Charity, derived from the Latin caritas, originally meant love. In the thirteenth chapter of first Corinthians the revised version uses the word "love" in defining the third of the three cardinal virtues, which, in King James' version read "Faith, Hope and Charity." It was with similar emphasis on the motive which prompts action that Mr. Binney framed his approved definition of a charitable trust in his argument in the Girard will case: "Whatever is given for the love of God, or the love of your neighbor, in the catholic and universal sense, given from these motives and to these ends, free from the stain or taint of every consideration that is personal, private, or selfish." Vidal v. Girard's Executors, 2 How. 128, 11 L. Ed. 205 (1844) which is quoted by the Supreme Court in Ould v. Washington Hospital, 95 U.S. 311, 24 L. Ed. 450. Charity means such unselfish things as are wont to be done by those who are animated by the virtue of love. Thus the Supreme Court of the United States, following Chancellor Kent, Lord Lyndhurst, and Lord Camden, has defined a charitable trust as "a gift to a general public use which extends to the poor as well as to the rich." Perin v. Carey, 24 How. 506, 16 L. Ed. 701 (1860). So, also, Mr. Justice Gray speaking for the Supreme Court of Massachusetts in Jackson v. Phillips, 14 Allen 556 (1867), declared a charitable gift to be one "for the benefit of an indefinite number of persons, either by bringing their minds or hearts under the influence of education or religion, by relieving their bodies from disease, suffering or constraint, by assisting them to establish themselves in life, or by erecting or maintaining public buildings or works or otherwise lessening the burdens of government."
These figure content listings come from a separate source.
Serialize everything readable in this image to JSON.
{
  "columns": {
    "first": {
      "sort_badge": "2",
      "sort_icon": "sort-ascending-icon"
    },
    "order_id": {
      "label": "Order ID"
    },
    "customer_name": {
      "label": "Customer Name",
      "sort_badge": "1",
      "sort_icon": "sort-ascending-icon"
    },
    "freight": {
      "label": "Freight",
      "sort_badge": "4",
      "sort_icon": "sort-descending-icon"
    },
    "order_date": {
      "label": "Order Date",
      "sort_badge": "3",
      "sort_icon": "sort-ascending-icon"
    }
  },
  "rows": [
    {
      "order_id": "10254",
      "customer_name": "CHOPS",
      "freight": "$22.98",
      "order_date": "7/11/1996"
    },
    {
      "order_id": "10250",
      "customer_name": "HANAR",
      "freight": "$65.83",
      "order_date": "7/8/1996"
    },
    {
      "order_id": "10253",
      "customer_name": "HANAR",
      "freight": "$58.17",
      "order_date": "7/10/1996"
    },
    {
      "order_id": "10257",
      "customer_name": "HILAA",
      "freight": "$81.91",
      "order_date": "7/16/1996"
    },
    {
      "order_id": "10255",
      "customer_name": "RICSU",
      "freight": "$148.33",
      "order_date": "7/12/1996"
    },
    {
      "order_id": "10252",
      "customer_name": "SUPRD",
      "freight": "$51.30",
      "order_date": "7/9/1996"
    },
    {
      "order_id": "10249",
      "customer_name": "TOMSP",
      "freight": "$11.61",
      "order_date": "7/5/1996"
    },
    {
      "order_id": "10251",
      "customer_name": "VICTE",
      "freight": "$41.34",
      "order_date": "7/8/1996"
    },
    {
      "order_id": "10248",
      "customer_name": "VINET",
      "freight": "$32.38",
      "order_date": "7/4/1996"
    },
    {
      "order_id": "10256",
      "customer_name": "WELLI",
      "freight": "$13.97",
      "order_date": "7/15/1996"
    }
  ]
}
It cannot be doubted that Mr. Bok's gift was a charitable gift as the word "charitable" is used and understood by courts and lawmaking bodies. What he did was done for the love of his neighbors in the community which he had adopted as his home. Every activity recognized by the awards that have been made is an activity for the promotion of which a charitable trust might be created. A trust for popular education in music, or for making higher education accessible to the many, or for stimulating American patriotism by recalling the unselfish sacrifices of the fathers, or for the relief of human suffering through new and improved surgical methods, or for the encouragement of craftsmanship, or for the beautification of a city, would be a charitable trust tested by any of the definitions which the authorities supply. And if a trust for the promotion of any one of these interests would be a charitable trust, it follows that a foundation to promote all of them is a trust that partakes of the nature of each. The making of an award to the citizen who renders conspicuous service in any field is one way (and an impressive one) to hold up that particular activity as an object of honorable effort and to encourage the many to follow in the train of the one thus conspicuously honored. Manifestly it was within the purpose of Congress, in granting this exemption, to encourage men and women to follow the examples of those whose well doing has made them the lights of the world in their several generations. In our judgment this court is giving effect to the intent of Congress when it holds, as we now do, that the disinterested gift of Mr. Bok for the good of his neighbors and for the promotion of interests technically charitable and really educational is entitled as such to the exemption Congress meant to give.
The judgment below will therefore be vacated and the record remanded for further proceedings in accordance with this opinion.